According to West, the schools that will thrive during remote learning are the ones that keep the ‘physicality’ and ‘personal aspects’ of the traditional classroom.

“Teachers can encourage their students to have their webcams turned on [using virtual backgrounds if necessary to hide the room the student is in].  This allows the teacher to monitor body language, facial expressions, and so on,” West told The Educator.

“Teachers can also use Q and A or similar, possibly using facial expressions as a guide, to check understanding and engagement.”

Get prepared, and be strategic

West said schools must also be strategic rather than reactive, even while having to cope in the lockdown situation.

“This requires some additional effort but is worthwhile as the resources and methodology built/ used will be valuable in the future,” he said.

“This lockdown is not a new experience. We have been there before and will probably see similar in the future. Get prepared. The swine flu epidemic in 2010 was my ‘wake-up call’ and the efforts over the following years allowed my school to cope well with the COVID-19 pandemic.”

West says schools must also move away from ‘emergency remote teaching’ to modernising the teaching paradigm.

“Build your course, complete with all learning resources, sequencing and explanation in your LMS or OLE [online learning environment]. That way you are building something that can be easily accessed and reused year after year.”

West says educators must be careful to distinguish authentic flipped/blended learning from rushed activities, such as simply reading a document, completing a worksheet or watching a video before class.

“Take some time to learn from the experts. Some people prepared this path long before the pandemic and then had to make only small modifications to deal with lockdowns,” he explained.
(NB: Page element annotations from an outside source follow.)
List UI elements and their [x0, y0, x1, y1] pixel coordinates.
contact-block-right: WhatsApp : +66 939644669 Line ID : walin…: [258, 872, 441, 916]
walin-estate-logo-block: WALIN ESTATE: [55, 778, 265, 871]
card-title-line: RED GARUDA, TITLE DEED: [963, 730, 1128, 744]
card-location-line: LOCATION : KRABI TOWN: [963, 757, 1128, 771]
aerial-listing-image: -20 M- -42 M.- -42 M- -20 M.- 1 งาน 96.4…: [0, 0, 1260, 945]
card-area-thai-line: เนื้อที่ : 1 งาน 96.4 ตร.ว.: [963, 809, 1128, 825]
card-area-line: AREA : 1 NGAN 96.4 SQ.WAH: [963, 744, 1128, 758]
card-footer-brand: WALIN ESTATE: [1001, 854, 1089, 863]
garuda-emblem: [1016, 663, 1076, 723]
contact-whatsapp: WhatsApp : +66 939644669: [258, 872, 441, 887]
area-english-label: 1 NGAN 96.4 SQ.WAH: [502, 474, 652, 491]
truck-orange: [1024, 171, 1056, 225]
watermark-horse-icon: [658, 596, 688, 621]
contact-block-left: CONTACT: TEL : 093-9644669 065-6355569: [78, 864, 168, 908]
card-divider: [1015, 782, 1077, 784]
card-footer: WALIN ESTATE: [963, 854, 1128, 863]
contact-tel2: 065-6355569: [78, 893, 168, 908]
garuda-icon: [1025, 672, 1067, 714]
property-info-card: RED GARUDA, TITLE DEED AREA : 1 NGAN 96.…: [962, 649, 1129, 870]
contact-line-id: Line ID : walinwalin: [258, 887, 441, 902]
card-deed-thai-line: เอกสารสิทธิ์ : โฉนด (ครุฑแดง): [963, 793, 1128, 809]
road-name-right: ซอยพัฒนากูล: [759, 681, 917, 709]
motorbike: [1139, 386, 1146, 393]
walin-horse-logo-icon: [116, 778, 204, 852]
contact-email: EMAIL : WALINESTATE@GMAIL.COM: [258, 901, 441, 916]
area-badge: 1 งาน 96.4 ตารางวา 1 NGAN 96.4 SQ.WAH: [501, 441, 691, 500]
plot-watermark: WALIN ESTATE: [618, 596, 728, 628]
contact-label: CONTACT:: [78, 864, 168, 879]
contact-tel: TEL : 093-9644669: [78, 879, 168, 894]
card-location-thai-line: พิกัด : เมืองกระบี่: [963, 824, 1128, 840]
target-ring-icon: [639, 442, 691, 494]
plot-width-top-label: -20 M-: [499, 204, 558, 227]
West pointed to Jon Bergman, one of the pioneers of flipped learning, who says 2021 and the years following will be marked as a time period that fundamentally changed how teaching happens.

Would you enjoy your class?

A growing body of research has spoken to the importance of educators thinking and planning from the student perspective, so areas of improvement around student engagement can be better identified.

According to West, many discipline problems in tech-enhanced classroom stem from simply putting laptops and a few online resources into a traditional teaching paradigm.

“When a rich activity-based learning ecosystem is built, along with the appropriate changes in the teaching paradigm, students can be more active and engaged, and can learn in a meaningful way,” West said.

“This results in fewer discipline problems as students always have high-quality, personal learning paths to follow”.

As such, says West, teachers must ask themselves how they would feel if they were a student in their own classroom.

“Would you be engaged? Would you be involved?”

Active learning vs passive learning

West said active learning is a key ingredient in keeping students switched on during remote learning, as students tend to tune out when teachers talk too much.

“Teachers should reduce the amount of talking they do to only a part of the lesson and include activities for students to do, such as responders, polls, activities, and so on,” he said.

“Have students model answers and then share their screen to explain. Basically, get students involved.”

West said teachers can use a shared whiteboard or call students to answer questions.

“In a physical Maths classroom, I had students work a solution on the board. Do the same here,” he said.

“Include engaging activities and variety as compared to lots of text documents and ‘watch this video’ experience.”

West said there are many interactive activities available online that teachers can leverage.

“It takes some time to find what is appropriate, but it is time well spent,” he said.

“Students enjoy having their teacher involved, and it doesn’t have to be perfect. Sometimes it is better if it isn’t.”

West said narrating PowerPoint presentations can also be helpful.

“Make screen recordings with narrated explanation. Create tutorials similar to those on the Khan academy,” he said.

“They are quick and easy once the initial learning curve is mastered.”